The primitivity assertions seem to hold. In fact, maximal subgroups of $A_n$ and $S_n$ are classified by the O'Nan–Scott theorem. Those we're concerned with have type (a) in the notation of (Liebeck, Praeger, Saxl, 1987. “A Classification of the Maximal Subgroups of the Finite Alternating and Symmetric Groups.” Journal of Algebra 111 (2): 365–83. DOI:10.1016/0021-8693(87)90223-7), and according to Theorem 1 of that paper, the relevant subgroups are indeed maximal.

Formalization: where am I now?

I have already formalized the Iwasawa criterion in Lean (there's an ongoing pull request for this), as well as the result that the normal subgroups of $S_n$ are $\{e\}$, $A_n$ and $S_n$ for $n\geq 5$.

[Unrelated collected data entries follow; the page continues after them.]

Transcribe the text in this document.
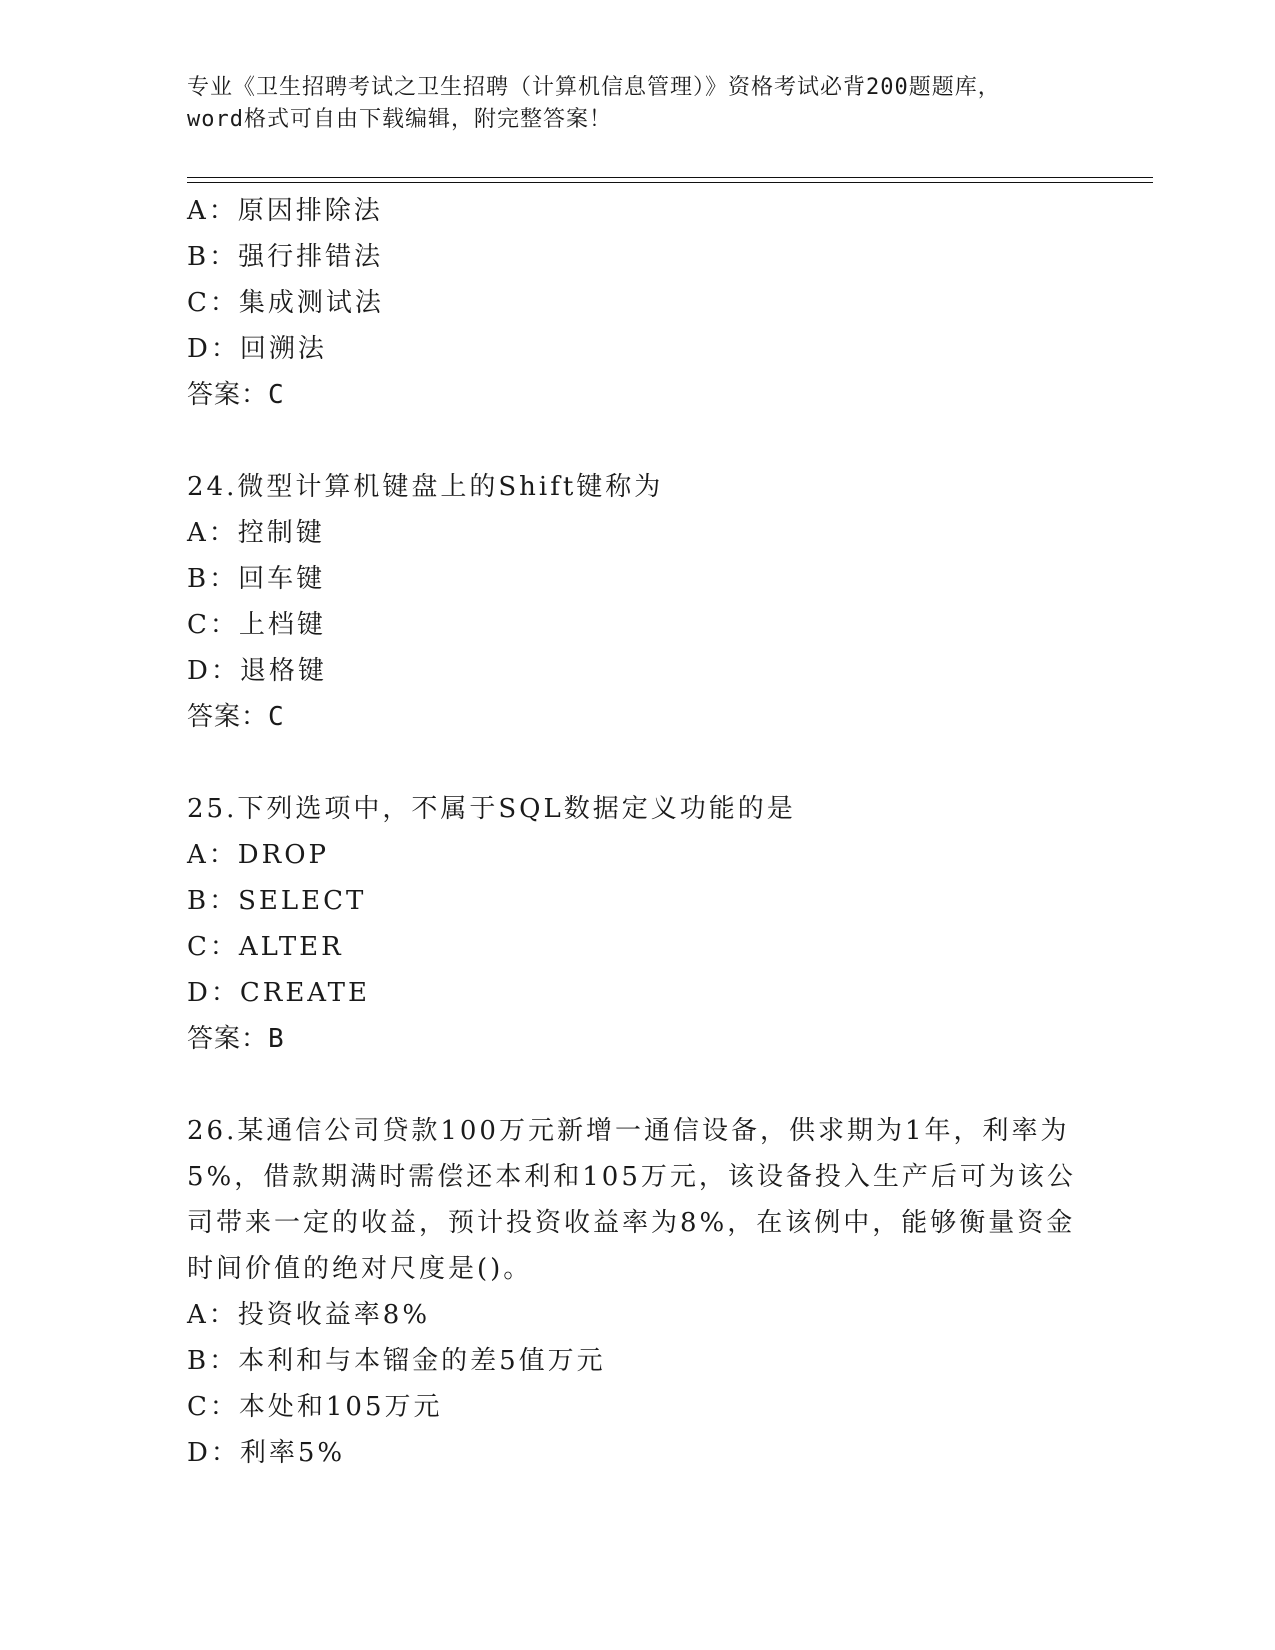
专业《卫生招聘考试之卫生招聘（计算机信息管理）》资格考试必背200题题库，
word格式可自由下载编辑，附完整答案！
A：原因排除法
B：强行排错法
C：集成测试法
D：回溯法
答案：C
24.微型计算机键盘上的Shift键称为
A：控制键
B：回车键
C：上档键
D：退格键
答案：C
25.下列选项中，不属于SQL数据定义功能的是
A：DROP
B：SELECT
C：ALTER
D：CREATE
答案：B
26.某通信公司贷款100万元新增一通信设备，供求期为1年，利率为
5%，借款期满时需偿还本利和105万元，该设备投入生产后可为该公
司带来一定的收益，预计投资收益率为8%，在该例中，能够衡量资金
时间价值的绝对尺度是()。
A：投资收益率8%
B：本利和与本镏金的差5值万元
C：本处和105万元
D：利率5%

It remains to formalize the rest of the proof, and the main difficulty will be in proving primitivity, plus some nice way of defining the maps $T$ so that their properties are visible.

I also wish to formalize the simplicity of the special linear group along these lines, and it should be ready for an application to orthogonal, unitary or symplectic groups as well.